Ces derniers temps « drôle » d’ambiance à l’hôpital. Avec la grande tente blanche en plastique « Covid » sur le parking des urgences, le décor est planté. En ces temps de pandémie, on pourrait s’attendre à une activité effrénée digne d’un samedi pré-Noël aux Galeries Lafayette. Pourtant, depuis l’annonce du confinement, la ruche hospitalière semble avoir été arrosée d’une bonne louche de Roundup.

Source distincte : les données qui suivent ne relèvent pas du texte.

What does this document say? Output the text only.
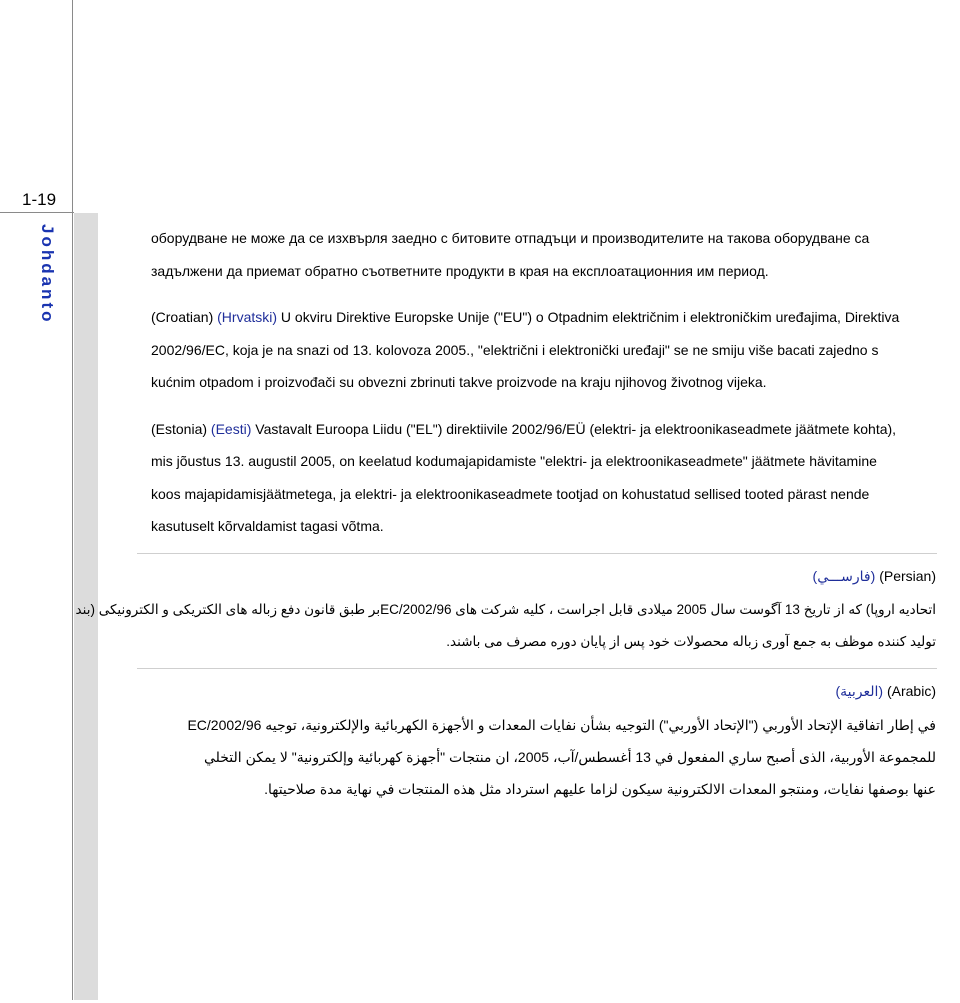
1-19
Johdanto	оборудване не може да се изхвърля заедно с битовите отпадъци и производителите на такова оборудване са

задължени да приемат обратно съответните продукти в края на експлоатационния им период.

(Croatian) (Hrvatski) U okviru Direktive Europske Unije ("EU") o Otpadnim električnim i elektroničkim uređajima, Direktiva

2002/96/EC, koja je na snazi od 13. kolovoza 2005., "električni i elektronički uređaji" se ne smiju više bacati zajedno s

kućnim otpadom i proizvođači su obvezni zbrinuti takve proizvode na kraju njihovog životnog vijeka.

(Estonia) (Eesti) Vastavalt Euroopa Liidu ("EL") direktiivile 2002/96/EÜ (elektri- ja elektroonikaseadmete jäätmete kohta),

mis jõustus 13. augustil 2005, on keelatud kodumajapidamiste "elektri- ja elektroonikaseadmete" jäätmete hävitamine

koos majapidamisjäätmetega, ja elektri- ja elektroonikaseadmete tootjad on kohustatud sellised tooted pärast nende

kasutuselt kõrvaldamist tagasi võtma.

(فارســـي) (Persian)

اتحادیه اروپا) که از تاریخ 13 آگوست سال 2005 میلادی قابل اجراست ، کلیه شرکت های 2002/96/ECبر طبق قانون دفع زباله های الکتریکی و الکترونیکی (بند

تولید کننده موظف به جمع آوری زباله محصولات خود پس از پایان دوره مصرف می باشند.

(العربية) (Arabic)

في إطار اتفاقية الإتحاد الأوربي ("الإتحاد الأوربي") التوجيه بشأن نفايات المعدات و الأجهزة الكهربائية والإلكترونية، توجيه 2002/96/EC

للمجموعة الأوربية، الذى أصبح ساري المفعول في 13 أغسطس/آب، 2005، ان منتجات "أجهزة كهربائية وإلكترونية" لا يمكن التخلي

عنها بوصفها نفايات، ومنتجو المعدات الالكترونية سيكون لزاما عليهم استرداد مثل هذه المنتجات في نهاية مدة صلاحيتها.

Cela s’explique par la limitation drastique de l’accès à l’hôpital, où les vigiles exercent une politique d’entrée sélective à faire décolorer Régine. Plus de visiteur pour les patients, télétravail pour un maximum de personnel administratif et suspension de la majorité des enseignements, voilà comment l’hôpital s’est désertifié.
 
Dans les couloirs vides, on avance donc masqué dans un étrange silence, façon jeux vidéo de survival horror. La vétusté des lieux, son manque d’entretien, voire son incurie saute à présent aux yeux, comme la lumière crue qui se rallume dans une boîte de nuit.
 
Les urgences semblent plongées dans une léthargie de mauvaise augure. Moins de passages, et moins rythmés par la vie de la société (comme les accalmies pendant les vacances, alcoolisations qui finissent mal du week-end ou pic d’activité en début de soirée). Pour les collègues urgentistes, ce n’est bien entendu pas le Club Med. L’essentiel de l’activité est vampirisée par le Covid-19, très chronophage en terme vestimentaire mais peu variée pour la prise en charge. Pour les avis psychiatriques, c’est aussi du « Less is More » : moins de patients mais en général des pathologies plus lourdes, qui se soldent plus souvent par la nécessité d’hospitalisations sous contraintes par exemple.
 
Mais, étonnamment, l’autre haut lieu de la vie hospitalière métamorphosé par la pandémie est le Relais H. Cafétéria vétuste, ni cosy, ni Feng Shui, on est bien loin des pages de magazine de décoration... C’est pourtant le seul lieu de convivialité à l’hôpital qui réunit soignants de toute obédience, patients et familles, tous réunis autour d’un expresso et d’un cookie décongelé. 365 jours par an, son personnel dévoué assure une continuité à faire pâlir d’autres services publics (coucou La Poste).
 
Depuis la pandémie, notre «  Central Perk » a donc été soumis à régime drastique : service à emporter uniquement, choix de presse dégarni, marquage au sol pour respecter la distanciation sociale. Enfin, l’interdiction formelle d’y porter la blouse, qu’habituellement les soignants prennent un malin plaisir transgressif à ne pas respecter, est à présent scrupuleusement appliquée.
 
On continue de venir chercher nos shots de caféines dans cette cafétéria en mode dégradée. Bien que totalement étrangère aux drames qui se jouent à quelques encablures, cette petite bulle de société est comme une fenêtre sur l’atonie de l’extérieur.
 
Me revient alors un échange avec Yann Bubien, directeur du CHU de Bordeaux et auteur d’un livre sur l’architecture hospitalière. « L’hôpital doit assumer aussi sa fonction de lieu d’accueil, même si cela a été un temps sacrifié sur l'autel de la technicité ». Alors espérons que, une fois le virus éradiqué comme les zombies des Resident Evil, l’hôpital aura lui aussi le droit à son happy ending. Et cette cafétéria rabougrie, mais résiliente, à devenir un lieu d’accueil  digne de ce nom.